Gusnar mengatakan, meski harga jagung saat ini sudah menyentuh angka Rp5.500 per kilogram, persoalan teknis pascapanen seperti pengeringan jagung disebutnya masih menjadi tantangan utama.
“Harga jagung sekarang sudah Rp5.500. Nah, persoalan yang dihadapi oleh petani bagaimana mewujudkan kadar air yang 14 persen itu sesuai prasyarat untuk harga dasar Rp5.500,” ujar Gusnar saat diwawancarai awak media, usai panen jagung bersama Kapolda, Bupati Gorontalo, dan Danrem, di Desa Tabongo Timur, Kecamatan Tabongo, Senin (21/4/2025).
Dirinya juga menegaskan, pentingnya pengelolaan pascapanen agar petani benar-benar bisa menikmati harga terbaik di pasar.
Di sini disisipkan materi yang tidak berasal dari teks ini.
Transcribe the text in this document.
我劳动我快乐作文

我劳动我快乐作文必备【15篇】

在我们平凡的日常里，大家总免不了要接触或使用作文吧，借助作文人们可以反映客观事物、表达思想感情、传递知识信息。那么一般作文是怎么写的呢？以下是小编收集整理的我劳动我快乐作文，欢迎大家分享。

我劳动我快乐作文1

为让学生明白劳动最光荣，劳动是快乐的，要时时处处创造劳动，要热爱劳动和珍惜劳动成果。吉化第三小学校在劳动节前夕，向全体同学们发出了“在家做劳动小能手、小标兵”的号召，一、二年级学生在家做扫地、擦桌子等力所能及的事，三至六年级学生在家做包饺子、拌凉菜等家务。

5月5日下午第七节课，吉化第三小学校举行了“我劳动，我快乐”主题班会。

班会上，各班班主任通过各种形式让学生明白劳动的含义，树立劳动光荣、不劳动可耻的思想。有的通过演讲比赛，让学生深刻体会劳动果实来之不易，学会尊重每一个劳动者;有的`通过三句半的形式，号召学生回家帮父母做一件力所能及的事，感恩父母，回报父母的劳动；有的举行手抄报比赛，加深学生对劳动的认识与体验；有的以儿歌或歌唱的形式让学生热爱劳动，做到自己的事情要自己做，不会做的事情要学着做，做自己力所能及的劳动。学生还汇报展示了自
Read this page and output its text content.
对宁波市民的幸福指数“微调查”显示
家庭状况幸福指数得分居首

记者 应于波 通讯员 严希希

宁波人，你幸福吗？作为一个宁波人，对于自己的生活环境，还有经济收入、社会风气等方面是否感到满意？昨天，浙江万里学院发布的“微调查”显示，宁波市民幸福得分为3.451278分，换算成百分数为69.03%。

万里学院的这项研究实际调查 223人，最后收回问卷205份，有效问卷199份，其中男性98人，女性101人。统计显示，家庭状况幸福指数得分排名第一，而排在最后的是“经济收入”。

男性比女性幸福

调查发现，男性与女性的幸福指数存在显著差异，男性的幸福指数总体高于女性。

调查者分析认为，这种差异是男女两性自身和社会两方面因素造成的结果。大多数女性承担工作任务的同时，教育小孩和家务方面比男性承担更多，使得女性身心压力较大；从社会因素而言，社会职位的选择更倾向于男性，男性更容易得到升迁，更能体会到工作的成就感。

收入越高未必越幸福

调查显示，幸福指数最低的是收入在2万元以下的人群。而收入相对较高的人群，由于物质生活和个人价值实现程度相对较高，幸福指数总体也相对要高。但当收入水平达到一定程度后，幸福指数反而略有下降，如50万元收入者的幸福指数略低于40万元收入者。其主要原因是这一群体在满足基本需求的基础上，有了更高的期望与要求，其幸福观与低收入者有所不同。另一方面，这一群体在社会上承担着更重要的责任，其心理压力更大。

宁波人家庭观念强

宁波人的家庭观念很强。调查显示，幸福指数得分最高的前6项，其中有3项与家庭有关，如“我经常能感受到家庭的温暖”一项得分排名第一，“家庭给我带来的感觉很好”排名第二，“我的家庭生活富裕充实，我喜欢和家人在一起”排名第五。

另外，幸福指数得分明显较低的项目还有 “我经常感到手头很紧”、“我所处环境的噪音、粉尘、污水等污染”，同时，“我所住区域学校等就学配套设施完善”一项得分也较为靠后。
Ia pun mencontohkan proses penjemuran sebagai tahapan yang harus dilakukan dengan benar.
“Saya sudah sampaikan kepada petani, kalau menjemur jagung harus yang benar-benar kering agar supaya ketika sampai di gudang Bulog misalnya, itu kadar airnya tetap 14 persen,” katanya.
Menurutnya, jika kadar air dalam jagung melebihi ambang batas, maka harga jual akan ikut terpengaruh. Inilah yang membuat banyak petani terkadang kecewa meski harga pasar terlihat menguntungkan.
“Sebab kalau kadar airnya naik atau kurang kering, akan berpengaruh pada harga,” tegas Gubernur Gusnar Ismail.